Creatine for mass and strength

In modern times, many athletes rely on sports nutrients to support their athletes. One of the most popular and recognizable dietary supplements for athletes is creatine. We can safely say that it is currently the best, most studied and thus the safest dietary supplement for athletes. If we talk about creatine as a sporting nutrient, we can indicate its different forms. You can point to it at least:
– Creatine monohydrate,
– creatine malate,
-creatine phosphate.
But what is this creatine really about? It is a kind of chemical compound made up of protein fragments. In fact, if we are talking about creatine, we have to point out that it occurs in the natural state in human muscles. Its main role in the human body is to accumulate energy in the muscles in order to be able to release this energy for use at some point. What specific effects can we achieve and what does creatine give to trainers? At this point we can at least point to:
– increasing muscle mass,
– Increasing training capacity,
– Increased resistance to fatigue.
Creatine dosage
The concept of creatine dosing is one of the most important aspects to keep in mind and which can help us achieve the desired training results. However, of course, creatine dosing is not an unambiguous concept. Because we may have a very different approach to this issue, and thus we may have some misconceptions about this issue. So how should this supplement be taken correctly? It is worth using the charging method, which turns out to be something very effective. It is a method that boils down to taking 0.3 grams of creatine per kilogram of body weight per day.

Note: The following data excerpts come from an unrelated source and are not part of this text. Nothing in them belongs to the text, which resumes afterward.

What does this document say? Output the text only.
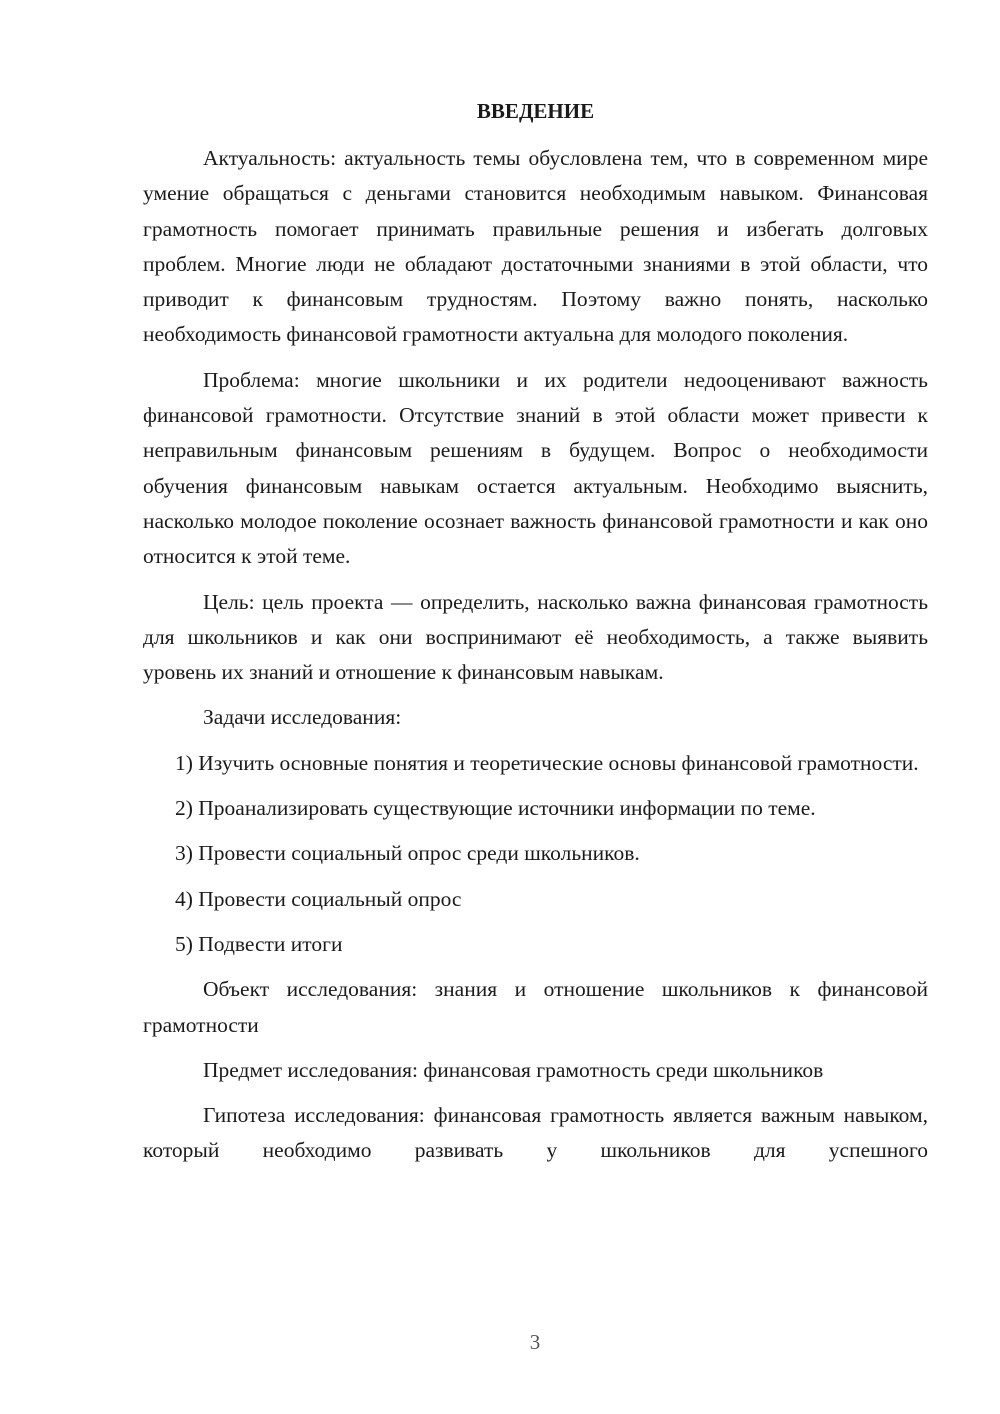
ВВЕДЕНИЕ

Актуальность: актуальность темы обусловлена тем, что в современном мире умение обращаться с деньгами становится необходимым навыком. Финансовая грамотность помогает принимать правильные решения и избегать долговых проблем. Многие люди не обладают достаточными знаниями в этой области, что приводит к финансовым трудностям. Поэтому важно понять, насколько необходимость финансовой грамотности актуальна для молодого поколения.

Проблема: многие школьники и их родители недооценивают важность финансовой грамотности. Отсутствие знаний в этой области может привести к неправильным финансовым решениям в будущем. Вопрос о необходимости обучения финансовым навыкам остается актуальным. Необходимо выяснить, насколько молодое поколение осознает важность финансовой грамотности и как оно относится к этой теме.

Цель: цель проекта — определить, насколько важна финансовая грамотность для школьников и как они воспринимают её необходимость, а также выявить уровень их знаний и отношение к финансовым навыкам.

Задачи исследования:

1) Изучить основные понятия и теоретические основы финансовой грамотности.

2) Проанализировать существующие источники информации по теме.

3) Провести социальный опрос среди школьников.

4) Провести социальный опрос

5) Подвести итоги

Объект исследования: знания и отношение школьников к финансовой грамотности

Предмет исследования: финансовая грамотность среди школьников

Гипотеза исследования: финансовая грамотность является важным навыком, который необходимо развивать у школьников для успешного

3
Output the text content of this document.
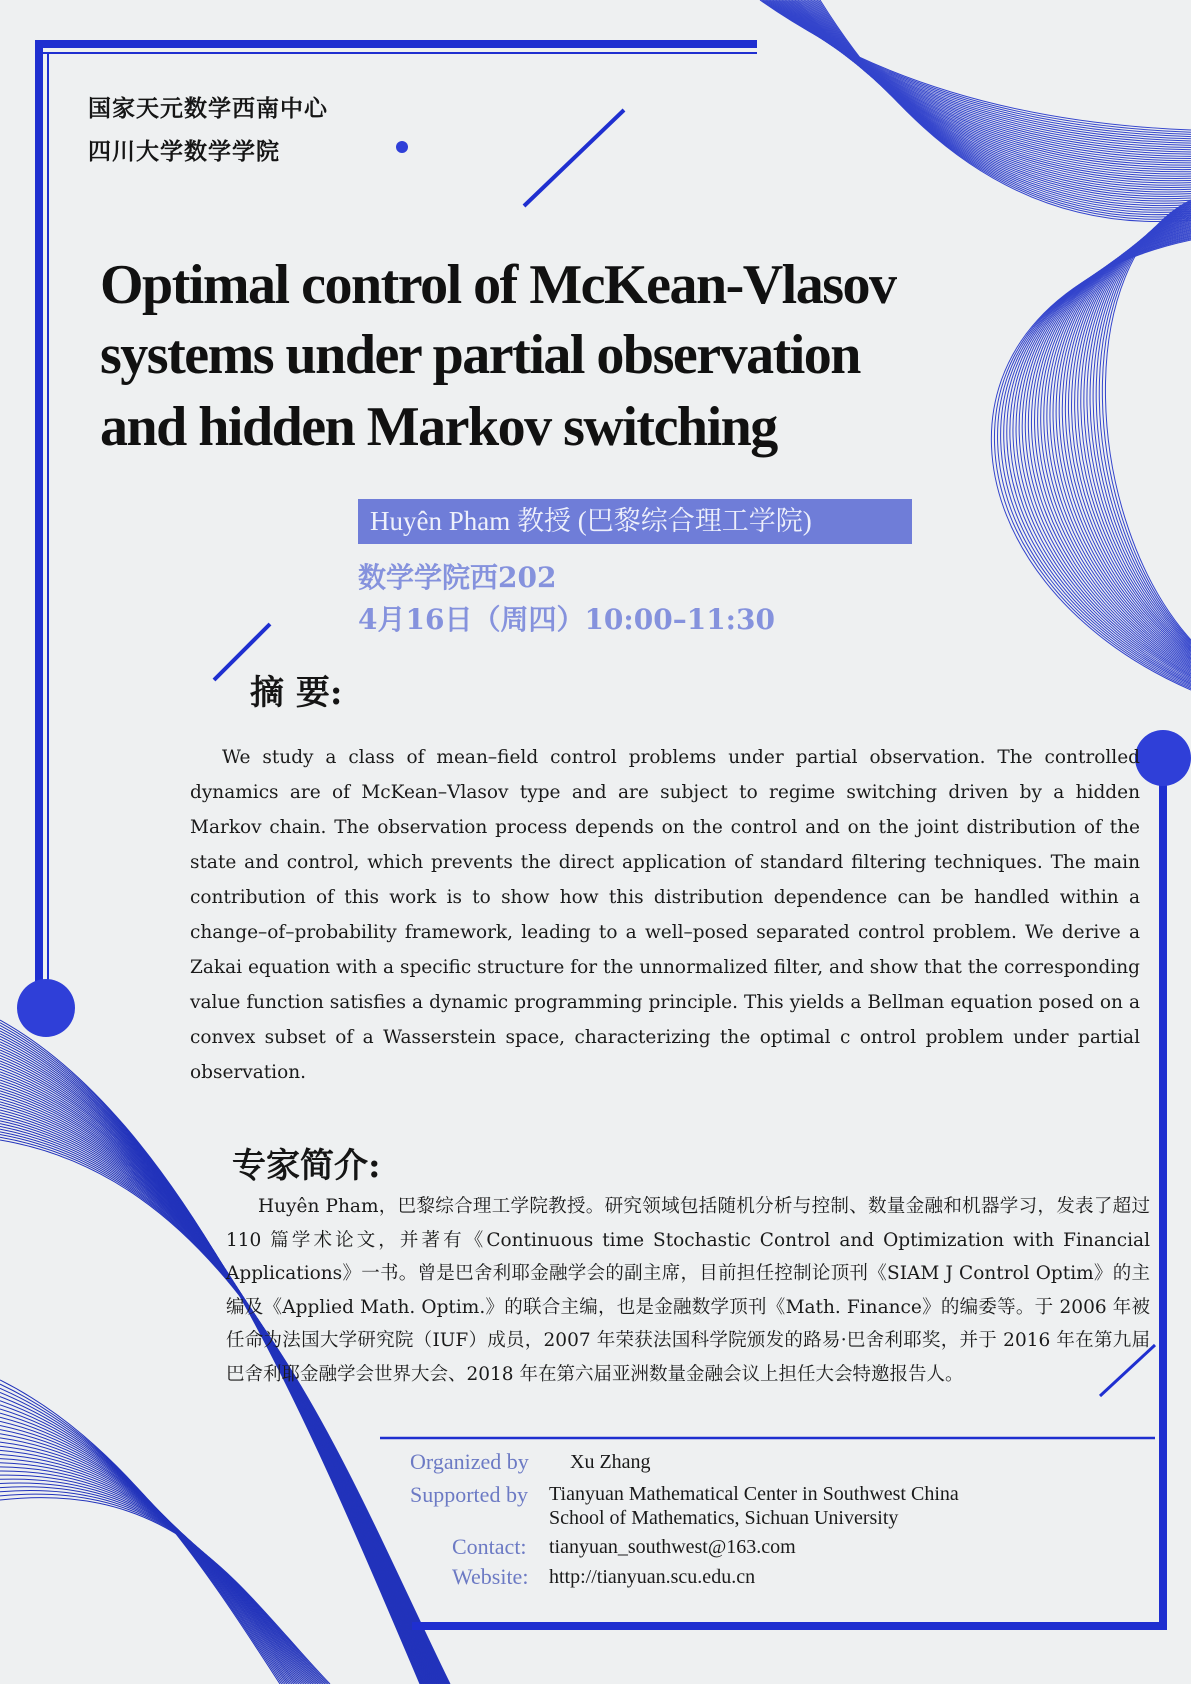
国家天元数学西南中心
四川大学数学学院
Optimal control of McKean-Vlasov
systems under partial observation
and hidden Markov switching
Huyên Pham 教授 (巴黎综合理工学院)
数学学院西202
4月16日（周四）10:00–11:30
摘 要:
We study a class of mean–field control problems under partial observation. The controlled dynamics are of McKean–Vlasov type and are subject to regime switching driven by a hidden Markov chain. The observation process depends on the control and on the joint distribution of the state and control, which prevents the direct application of standard filtering techniques. The main contribution of this work is to show how this distribution dependence can be handled within a change–of–probability framework, leading to a well–posed separated control problem. We derive a Zakai equation with a specific structure for the unnormalized filter, and show that the corresponding value function satisfies a dynamic programming principle. This yields a Bellman equation posed on a convex subset of a Wasserstein space, characterizing the optimal c ontrol problem under partial observation.
专家简介:
Huyên Pham，巴黎综合理工学院教授。研究领域包括随机分析与控制、数量金融和机器学习，发表了超过 110 篇学术论文，并著有《Continuous time Stochastic Control and Optimization with Financial Applications》一书。曾是巴舍利耶金融学会的副主席，目前担任控制论顶刊《SIAM J Control Optim》的主编及《Applied Math. Optim.》的联合主编，也是金融数学顶刊《Math. Finance》的编委等。于 2006 年被任命为法国大学研究院（IUF）成员，2007 年荣获法国科学院颁发的路易·巴舍利耶奖，并于 2016 年在第九届巴舍利耶金融学会世界大会、2018 年在第六届亚洲数量金融会议上担任大会特邀报告人。
Organized by Xu Zhang
Supported by Tianyuan Mathematical Center in Southwest China
School of Mathematics, Sichuan University
Contact: tianyuan_southwest@163.com
Website: http://tianyuan.scu.edu.cn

After achieving the effect of muscle saturation, you should reduce the dose of creatine, which at that moment should amount to 3 to 5 grams of product per day. It is also important to dose yourself creatine at the right time. If you train on a particular day, you should take creatine before and after your workout. If, however, we are dealing with a non-workout day, we should take creatine once a day during the morning at a meal, namely before a meal. Such a dose of creatine is the most optimal for us and may bring us the best possible results.
Creatine and reduction
One of the goals of many people’s training is to reduce body fat. How does creatine do this? The concept of creatine and reduction can be said to be proportional to each other. Thanks to this supplement, one can talk about very positive results, very good results, obtained in a relatively short time.
Creatine is not only one of the best known dietary supplements for athletes, but at the same time it should be pointed out that it is currently one of the safest dietary supplements to use, with which no serious possible side effects are associated.